The U.S. Army in the Pacific said it is exploring a new deployment concept for exercises and engagements with foreign nations that would have rotational forces travel from exercise to exercise to exercise for months at a time.
Instead of having smaller units head out for 10 to 30 days for a single trip and then return to their home station, up to brigade-size elements of several thousand soldiers could be on call for extended overseas duty for as long as six months.
The Army said the "Pacific Pathways" concept, if adopted, would save taxpayer money by reducing troop travel and equipment moves, and build greater predictability into Army family schedules.
"I think this Pathways to the Pacific is a huge deal," said Sgt. Maj. of the Army Raymond F. Chandler III, calling the proposed approach "fundamentally different" than exercise deployments now.
The concept put together by Gen. Vincent Brooks, head of U.S. Army Pacific at Fort Shafter, and other leadership "has been well-received" by Adm. Samuel Locklear, the head of all U.S. forces in the Pacific, Chandler said.
The Army’s highest-ranking enlisted soldier made the comments Wednesday on a swing through Hawaii and after a tour of a less-than-stereotypical Army asset — the 314-foot logistics support vessel SSGT Robert T. Kuroda, LSV-7.
As the United States "rebalances" to the Pacific and sequestration takes a toll on military budgets, the Army has found the need to be creative, adaptive and continuously relevant when the Air-Sea Battle concept focusing on the Navy and Air Force continues to get a lot of attention.
The Army has three logistics support vessels in Hawaii — two active duty and the Army Reserves’ Kuroda.
The "roll on, roll off" cargo ship is named after the Hawaii boy with the 442nd Regimental Combat Team who led a charge in 1944 against enemy positions in France, firing a machine gun and throwing grenades until he was killed by a sniper.
Kuroda’s Medal of Honor is on display inside the ship.
In August, Black Hawk, Kiowa Warrior and Chinook helicopter pilots with the 25th Combat Aviation Brigade out of Wheeler Army Airfield practiced landing on Navy ships.
"By successfully executing deck landing qualifications in our OH-58D, UH-60 and CH-47 aircraft types, we significantly expanded Pacific Command’s maritime operational capabilities at a strategic level," Lt. Col. Hunter Marshall said at the time.
The Pacific Pathways concept would use "regionally aligned" Pacific forces from Hawaii, Alaska, Washington state, Japan and South Korea to create trained home station units that would be designated for rotational exercise and engagement duty in the region.

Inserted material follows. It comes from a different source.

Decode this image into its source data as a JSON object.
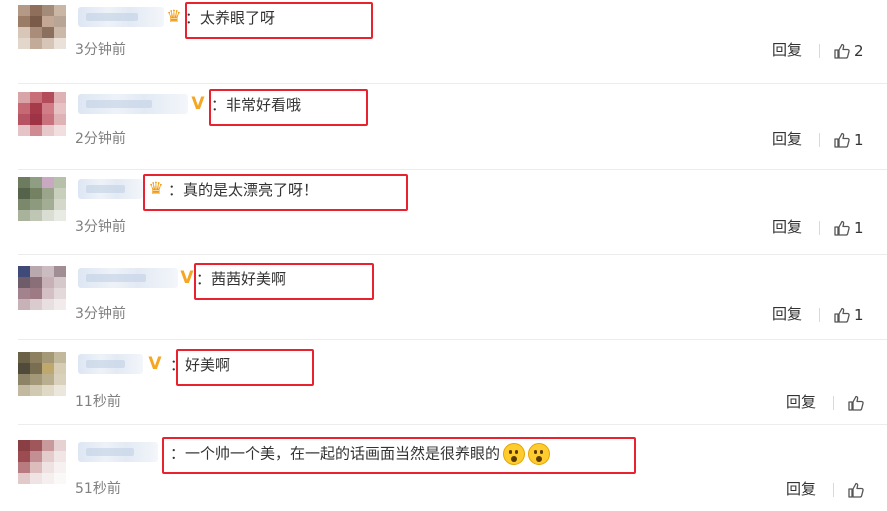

Rather than going to just one exercise as is the case now, soldiers would be mobilized for a certain length of time, and that might be 60 days, or it might end up being six months, an official said.
The return of soldiers from Iraq and Afghanistan missions to a Pacific focus makes the rotational deployments for exercises possible and harks back to something called "division ready force" in the 1990s with three-month cycles of training, schools, post duty and then on-call status for deployment around the world, the Army said.
Chandler said the Army National Guard and Army Reserve are part of the "total force" and have key partnership roles to play in exercises in the region.
"So I would expect that on each one of these exercises, some portion of the Guard and Reserve (would be) supporting, or in charge of, specific exercises and capabilities around the Pacific," he said.
Guard and Reserve units nationwide are expected to take "relatively minor" cuts to force structure as the active Army downsizes, but if sequestration continues, "we will be challenged to take all of the cuts out of the active component and there may be cuts that are taken in the Army National Guard and Reserve," Chandler said.
The 100th Battalion, 442nd Infantry Regiment, which is based in Hawaii and was the stuff of legend in World War II for bravery, remains the only infantry unit left in the Army Reserve.
Army Reserve headquarters said in late September that there were "no current plans to either dissolve or re-mission the 100th Battalion."